In the world of computers, everyone cares about things being faster. If you are a gamer, more FPS (frames per second) matters to you. If you are a software developer/engineer, you care that your code is more performant. But, how do you accurately measure the time your code takes to run?

# Introduction

Let us take a simple example. Imagine that you are solving a LeetCode question like the one here. You wrote what you think is a performant code, but when you submit, you see that your code does better than only 20% of the submissions! You frantically try to figure out why the performance of your code is so poor. However, you decide to submit it again (without any modifications), but this time, it shows that it fared better than 70% of the submissions! Umm… What?

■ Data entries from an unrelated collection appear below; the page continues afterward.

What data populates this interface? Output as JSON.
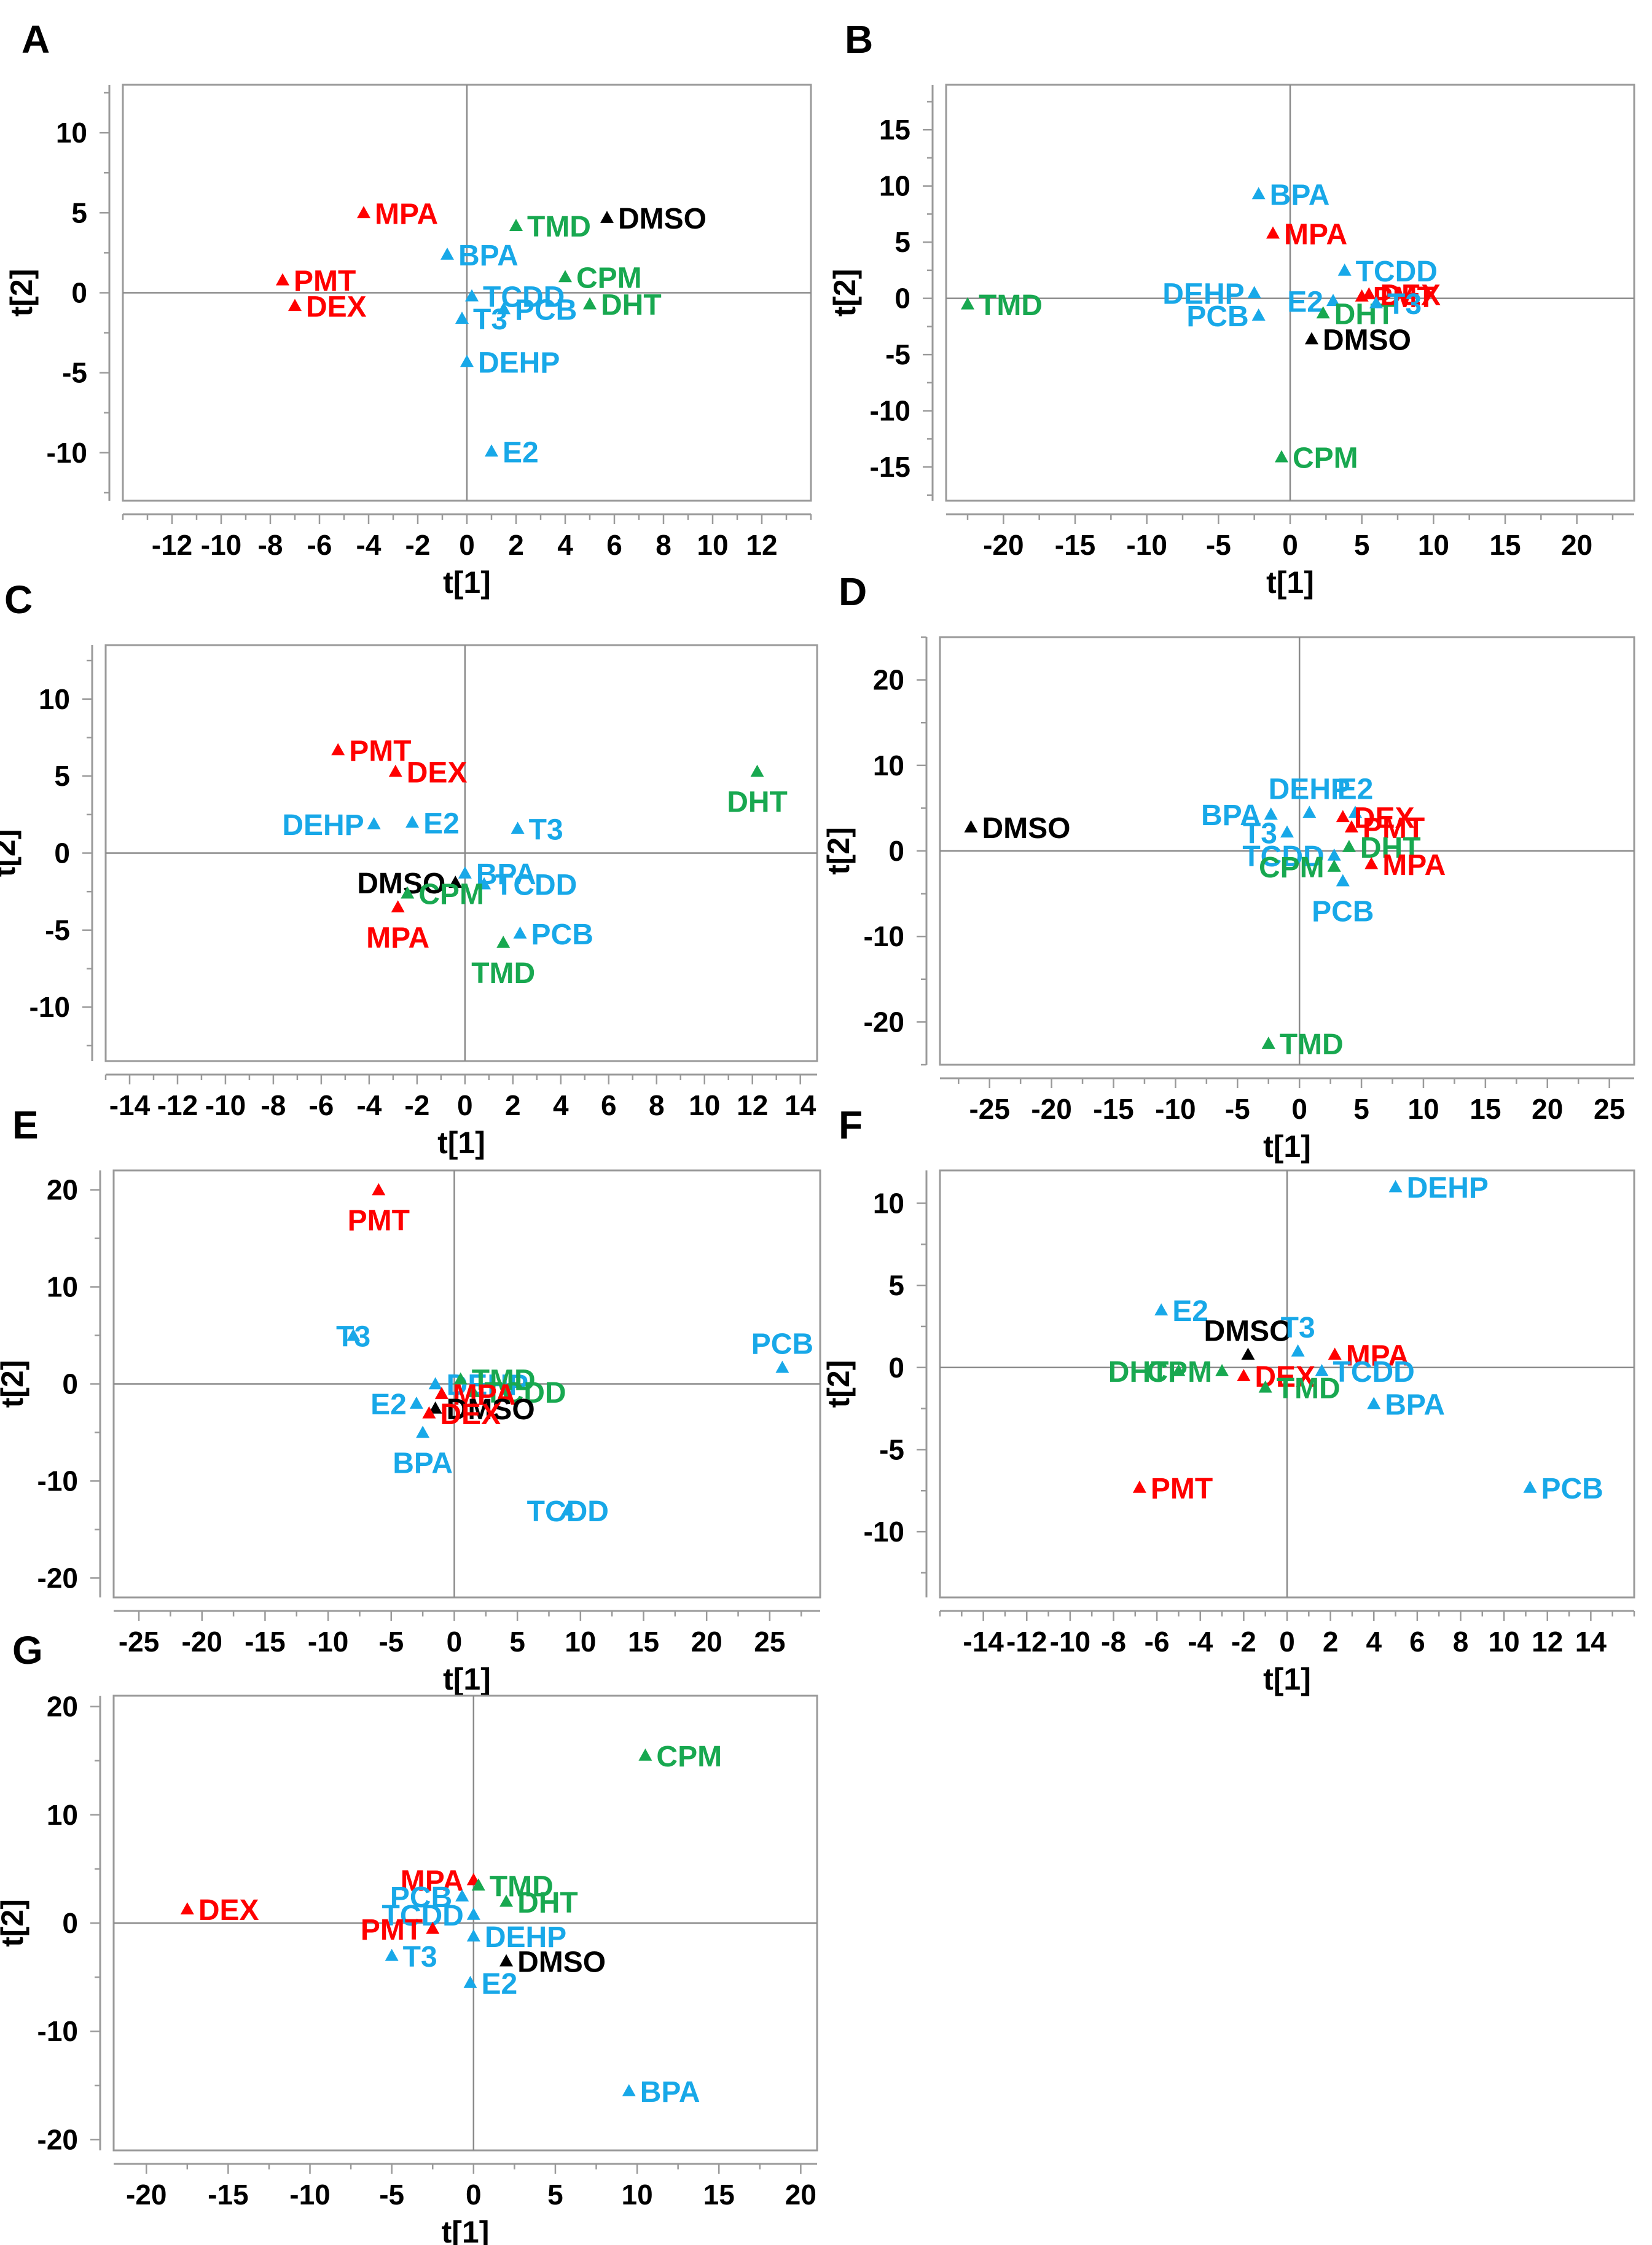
{
  "colors": {
    "red": "#ff0000",
    "blue": "#18a8e8",
    "green": "#18a850",
    "black": "#000000"
  },
  "chart_data": [
    {
      "panel": "A",
      "type": "scatter",
      "xlabel": "t[1]",
      "ylabel": "t[2]",
      "xlim": [
        -14,
        14
      ],
      "ylim": [
        -13,
        13
      ],
      "grid": false,
      "xticks": [
        -12,
        -10,
        -8,
        -6,
        -4,
        -2,
        0,
        2,
        4,
        6,
        8,
        10,
        12
      ],
      "yticks": [
        -10,
        -5,
        0,
        5,
        10
      ],
      "points": [
        {
          "label": "MPA",
          "x": -4.2,
          "y": 5.0,
          "color": "red",
          "label_pos": "right"
        },
        {
          "label": "PMT",
          "x": -7.5,
          "y": 0.8,
          "color": "red",
          "label_pos": "right"
        },
        {
          "label": "DEX",
          "x": -7.0,
          "y": -0.8,
          "color": "red",
          "label_pos": "right"
        },
        {
          "label": "TMD",
          "x": 2.0,
          "y": 4.2,
          "color": "green",
          "label_pos": "right"
        },
        {
          "label": "DMSO",
          "x": 5.7,
          "y": 4.7,
          "color": "black",
          "label_pos": "right"
        },
        {
          "label": "BPA",
          "x": -0.8,
          "y": 2.4,
          "color": "blue",
          "label_pos": "right"
        },
        {
          "label": "CPM",
          "x": 4.0,
          "y": 1.0,
          "color": "green",
          "label_pos": "right"
        },
        {
          "label": "TCDD",
          "x": 0.2,
          "y": -0.2,
          "color": "blue",
          "label_pos": "right"
        },
        {
          "label": "PCB",
          "x": 1.5,
          "y": -1.0,
          "color": "blue",
          "label_pos": "right"
        },
        {
          "label": "DHT",
          "x": 5.0,
          "y": -0.7,
          "color": "green",
          "label_pos": "right"
        },
        {
          "label": "T3",
          "x": -0.2,
          "y": -1.6,
          "color": "blue",
          "label_pos": "right"
        },
        {
          "label": "DEHP",
          "x": 0.0,
          "y": -4.3,
          "color": "blue",
          "label_pos": "right"
        },
        {
          "label": "E2",
          "x": 1.0,
          "y": -9.9,
          "color": "blue",
          "label_pos": "right"
        }
      ]
    },
    {
      "panel": "B",
      "type": "scatter",
      "xlabel": "t[1]",
      "ylabel": "t[2]",
      "xlim": [
        -24,
        24
      ],
      "ylim": [
        -18,
        19
      ],
      "grid": false,
      "xticks": [
        -20,
        -15,
        -10,
        -5,
        0,
        5,
        10,
        15,
        20
      ],
      "yticks": [
        -15,
        -10,
        -5,
        0,
        5,
        10,
        15
      ],
      "points": [
        {
          "label": "BPA",
          "x": -2.2,
          "y": 9.3,
          "color": "blue",
          "label_pos": "right"
        },
        {
          "label": "MPA",
          "x": -1.2,
          "y": 5.8,
          "color": "red",
          "label_pos": "right"
        },
        {
          "label": "DEHP",
          "x": -2.5,
          "y": 0.5,
          "color": "blue",
          "label_pos": "left"
        },
        {
          "label": "TCDD",
          "x": 3.8,
          "y": 2.5,
          "color": "blue",
          "label_pos": "right"
        },
        {
          "label": "PCB",
          "x": -2.2,
          "y": -1.5,
          "color": "blue",
          "label_pos": "left"
        },
        {
          "label": "E2",
          "x": 3.0,
          "y": -0.2,
          "color": "blue",
          "label_pos": "left"
        },
        {
          "label": "DHT",
          "x": 2.3,
          "y": -1.3,
          "color": "green",
          "label_pos": "right"
        },
        {
          "label": "DEX",
          "x": 5.5,
          "y": 0.4,
          "color": "red",
          "label_pos": "right"
        },
        {
          "label": "PMT",
          "x": 5.0,
          "y": 0.2,
          "color": "red",
          "label_pos": "right"
        },
        {
          "label": "T3",
          "x": 6.0,
          "y": -0.4,
          "color": "blue",
          "label_pos": "right"
        },
        {
          "label": "TMD",
          "x": -22.5,
          "y": -0.5,
          "color": "green",
          "label_pos": "right"
        },
        {
          "label": "DMSO",
          "x": 1.5,
          "y": -3.6,
          "color": "black",
          "label_pos": "right"
        },
        {
          "label": "CPM",
          "x": -0.6,
          "y": -14.1,
          "color": "green",
          "label_pos": "right"
        }
      ]
    },
    {
      "panel": "C",
      "type": "scatter",
      "xlabel": "t[1]",
      "ylabel": "t[2]",
      "xlim": [
        -15,
        14.7
      ],
      "ylim": [
        -13.5,
        13.5
      ],
      "grid": false,
      "xticks": [
        -14,
        -12,
        -10,
        -8,
        -6,
        -4,
        -2,
        0,
        2,
        4,
        6,
        8,
        10,
        12,
        14
      ],
      "yticks": [
        -10,
        -5,
        0,
        5,
        10
      ],
      "points": [
        {
          "label": "PMT",
          "x": -5.3,
          "y": 6.7,
          "color": "red",
          "label_pos": "right"
        },
        {
          "label": "DEX",
          "x": -2.9,
          "y": 5.3,
          "color": "red",
          "label_pos": "right"
        },
        {
          "label": "DHT",
          "x": 12.2,
          "y": 5.3,
          "color": "green",
          "label_pos": "below"
        },
        {
          "label": "DEHP",
          "x": -3.8,
          "y": 1.9,
          "color": "blue",
          "label_pos": "left"
        },
        {
          "label": "E2",
          "x": -2.2,
          "y": 2.0,
          "color": "blue",
          "label_pos": "right"
        },
        {
          "label": "T3",
          "x": 2.2,
          "y": 1.6,
          "color": "blue",
          "label_pos": "right"
        },
        {
          "label": "BPA",
          "x": 0.0,
          "y": -1.3,
          "color": "blue",
          "label_pos": "right"
        },
        {
          "label": "DMSO",
          "x": -0.4,
          "y": -1.9,
          "color": "black",
          "label_pos": "left"
        },
        {
          "label": "TCDD",
          "x": 0.8,
          "y": -2.0,
          "color": "blue",
          "label_pos": "right"
        },
        {
          "label": "CPM",
          "x": -2.4,
          "y": -2.6,
          "color": "green",
          "label_pos": "right"
        },
        {
          "label": "MPA",
          "x": -2.8,
          "y": -3.5,
          "color": "red",
          "label_pos": "below"
        },
        {
          "label": "PCB",
          "x": 2.3,
          "y": -5.2,
          "color": "blue",
          "label_pos": "right"
        },
        {
          "label": "TMD",
          "x": 1.6,
          "y": -5.8,
          "color": "green",
          "label_pos": "below"
        }
      ]
    },
    {
      "panel": "D",
      "type": "scatter",
      "xlabel": "t[1]",
      "ylabel": "t[2]",
      "xlim": [
        -29,
        27
      ],
      "ylim": [
        -25,
        25
      ],
      "grid": false,
      "xticks": [
        -25,
        -20,
        -15,
        -10,
        -5,
        0,
        5,
        10,
        15,
        20,
        25
      ],
      "yticks": [
        -20,
        -10,
        0,
        10,
        20
      ],
      "points": [
        {
          "label": "DMSO",
          "x": -26.5,
          "y": 2.8,
          "color": "black",
          "label_pos": "right"
        },
        {
          "label": "DEHP",
          "x": 0.8,
          "y": 4.5,
          "color": "blue",
          "label_pos": "above"
        },
        {
          "label": "E2",
          "x": 4.5,
          "y": 4.5,
          "color": "blue",
          "label_pos": "above"
        },
        {
          "label": "BPA",
          "x": -2.3,
          "y": 4.3,
          "color": "blue",
          "label_pos": "left"
        },
        {
          "label": "T3",
          "x": -1.0,
          "y": 2.2,
          "color": "blue",
          "label_pos": "left"
        },
        {
          "label": "DEX",
          "x": 3.5,
          "y": 4.0,
          "color": "red",
          "label_pos": "right"
        },
        {
          "label": "PMT",
          "x": 4.2,
          "y": 2.8,
          "color": "red",
          "label_pos": "right"
        },
        {
          "label": "DHT",
          "x": 4.0,
          "y": 0.5,
          "color": "green",
          "label_pos": "right"
        },
        {
          "label": "TCDD",
          "x": 2.8,
          "y": -0.5,
          "color": "blue",
          "label_pos": "left"
        },
        {
          "label": "MPA",
          "x": 5.8,
          "y": -1.5,
          "color": "red",
          "label_pos": "right"
        },
        {
          "label": "CPM",
          "x": 2.8,
          "y": -1.8,
          "color": "green",
          "label_pos": "left"
        },
        {
          "label": "PCB",
          "x": 3.5,
          "y": -3.5,
          "color": "blue",
          "label_pos": "below"
        },
        {
          "label": "TMD",
          "x": -2.5,
          "y": -22.5,
          "color": "green",
          "label_pos": "right"
        }
      ]
    },
    {
      "panel": "E",
      "type": "scatter",
      "xlabel": "t[1]",
      "ylabel": "t[2]",
      "xlim": [
        -27,
        29
      ],
      "ylim": [
        -22,
        22
      ],
      "grid": false,
      "xticks": [
        -25,
        -20,
        -15,
        -10,
        -5,
        0,
        5,
        10,
        15,
        20,
        25
      ],
      "yticks": [
        -20,
        -10,
        0,
        10,
        20
      ],
      "points": [
        {
          "label": "PMT",
          "x": -6.0,
          "y": 20.0,
          "color": "red",
          "label_pos": "below"
        },
        {
          "label": "T3",
          "x": -8.0,
          "y": 5.0,
          "color": "blue",
          "label_pos": "none"
        },
        {
          "label": "PCB",
          "x": 26.0,
          "y": 1.7,
          "color": "blue",
          "label_pos": "above"
        },
        {
          "label": "DEHP",
          "x": -1.5,
          "y": 0.0,
          "color": "blue",
          "label_pos": "right"
        },
        {
          "label": "TMD",
          "x": 0.5,
          "y": 0.5,
          "color": "green",
          "label_pos": "right"
        },
        {
          "label": "TCDD",
          "x": 1.5,
          "y": -0.8,
          "color": "green",
          "label_pos": "right"
        },
        {
          "label": "MPA",
          "x": -1.0,
          "y": -1.0,
          "color": "red",
          "label_pos": "right"
        },
        {
          "label": "E2",
          "x": -3.0,
          "y": -2.0,
          "color": "blue",
          "label_pos": "left"
        },
        {
          "label": "DMSO",
          "x": -1.5,
          "y": -2.5,
          "color": "black",
          "label_pos": "right"
        },
        {
          "label": "DEX",
          "x": -2.0,
          "y": -3.0,
          "color": "red",
          "label_pos": "right"
        },
        {
          "label": "BPA",
          "x": -2.5,
          "y": -5.0,
          "color": "blue",
          "label_pos": "below"
        },
        {
          "label": "TCDD",
          "x": 9.0,
          "y": -13.0,
          "color": "blue",
          "label_pos": "none"
        }
      ]
    },
    {
      "panel": "F",
      "type": "scatter",
      "xlabel": "t[1]",
      "ylabel": "t[2]",
      "xlim": [
        -16,
        16
      ],
      "ylim": [
        -14,
        12
      ],
      "grid": false,
      "xticks": [
        -14,
        -12,
        -10,
        -8,
        -6,
        -4,
        -2,
        0,
        2,
        4,
        6,
        8,
        10,
        12,
        14
      ],
      "yticks": [
        -10,
        -5,
        0,
        5,
        10
      ],
      "points": [
        {
          "label": "DEHP",
          "x": 5.0,
          "y": 11.0,
          "color": "blue",
          "label_pos": "right"
        },
        {
          "label": "E2",
          "x": -5.8,
          "y": 3.5,
          "color": "blue",
          "label_pos": "right"
        },
        {
          "label": "DMSO",
          "x": -1.8,
          "y": 0.8,
          "color": "black",
          "label_pos": "above"
        },
        {
          "label": "T3",
          "x": 0.5,
          "y": 1.0,
          "color": "blue",
          "label_pos": "above"
        },
        {
          "label": "MPA",
          "x": 2.2,
          "y": 0.8,
          "color": "red",
          "label_pos": "right"
        },
        {
          "label": "DHT",
          "x": -5.0,
          "y": -0.2,
          "color": "green",
          "label_pos": "left"
        },
        {
          "label": "CPM",
          "x": -3.0,
          "y": -0.2,
          "color": "green",
          "label_pos": "left"
        },
        {
          "label": "DEX",
          "x": -2.0,
          "y": -0.5,
          "color": "red",
          "label_pos": "right"
        },
        {
          "label": "TMD",
          "x": -1.0,
          "y": -1.2,
          "color": "green",
          "label_pos": "right"
        },
        {
          "label": "TCDD",
          "x": 1.6,
          "y": -0.2,
          "color": "blue",
          "label_pos": "right"
        },
        {
          "label": "BPA",
          "x": 4.0,
          "y": -2.2,
          "color": "blue",
          "label_pos": "right"
        },
        {
          "label": "PMT",
          "x": -6.8,
          "y": -7.3,
          "color": "red",
          "label_pos": "right"
        },
        {
          "label": "PCB",
          "x": 11.2,
          "y": -7.3,
          "color": "blue",
          "label_pos": "right"
        }
      ]
    },
    {
      "panel": "G",
      "type": "scatter",
      "xlabel": "t[1]",
      "ylabel": "t[2]",
      "xlim": [
        -22,
        21
      ],
      "ylim": [
        -21,
        21
      ],
      "grid": false,
      "xticks": [
        -20,
        -15,
        -10,
        -5,
        0,
        5,
        10,
        15,
        20
      ],
      "yticks": [
        -20,
        -10,
        0,
        10,
        20
      ],
      "points": [
        {
          "label": "CPM",
          "x": 10.5,
          "y": 15.5,
          "color": "green",
          "label_pos": "right"
        },
        {
          "label": "DEX",
          "x": -17.5,
          "y": 1.3,
          "color": "red",
          "label_pos": "right"
        },
        {
          "label": "MPA",
          "x": 0.0,
          "y": 4.0,
          "color": "red",
          "label_pos": "left"
        },
        {
          "label": "TMD",
          "x": 0.3,
          "y": 3.5,
          "color": "green",
          "label_pos": "right"
        },
        {
          "label": "PCB",
          "x": -0.7,
          "y": 2.5,
          "color": "blue",
          "label_pos": "left"
        },
        {
          "label": "DHT",
          "x": 2.0,
          "y": 2.0,
          "color": "green",
          "label_pos": "right"
        },
        {
          "label": "TCDD",
          "x": 0.0,
          "y": 0.8,
          "color": "blue",
          "label_pos": "left"
        },
        {
          "label": "PMT",
          "x": -2.5,
          "y": -0.5,
          "color": "red",
          "label_pos": "left"
        },
        {
          "label": "DEHP",
          "x": 0.0,
          "y": -1.2,
          "color": "blue",
          "label_pos": "right"
        },
        {
          "label": "T3",
          "x": -5.0,
          "y": -3.0,
          "color": "blue",
          "label_pos": "right"
        },
        {
          "label": "DMSO",
          "x": 2.0,
          "y": -3.5,
          "color": "black",
          "label_pos": "right"
        },
        {
          "label": "E2",
          "x": -0.2,
          "y": -5.5,
          "color": "blue",
          "label_pos": "right"
        },
        {
          "label": "BPA",
          "x": 9.5,
          "y": -15.5,
          "color": "blue",
          "label_pos": "right"
        }
      ]
    }
  ]
}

Let us delve into why such drastic differences exist. There are four primary reasons why the timing can be so inaccurate

  1. The language you are programming in. Is it compiled or interpreted? Does it have a complex runtime and/or a garbage collector?
  2. How many processes are running in your system at a given time? One? Or a million?
  3. What time unit are you trying to measure, and to what accuracy? Is it of the order of nanoseconds, milliseconds, hours, or days?
  4. What timer mechanisms are you using, and what hardware are you running on?

Let us break down each of these:

# The impact of Languages

Some of you might be fond of C/C++ because of it’s performance, while some others may be fond of Python because of it’s simplicity and versatility. Each one has it’s own pros and cons. However, the choice of language determines a hoard of aspects that impact your timing measurement

# Compiled vs Interpreted

While I have tried to cover the Compiled vs Interpreted argument here, let us discuss why it impacts the timing measurement.

Compiled code is a native (or close to native in the case of Java, WASM, etc.) binary, meaning that it is already in the forms of 0s and 1s that the computer can understand. So, in this case the code executes as it is, without any additional logic (which you have not written or imported). However, in the case of an interpreted language, the code is in the human-readable syntax (e.g. Python or JS), and is parsed line-by-line and converted to machine code. Thus, additional time and variability are introduced due to the extra code for the parser/translator.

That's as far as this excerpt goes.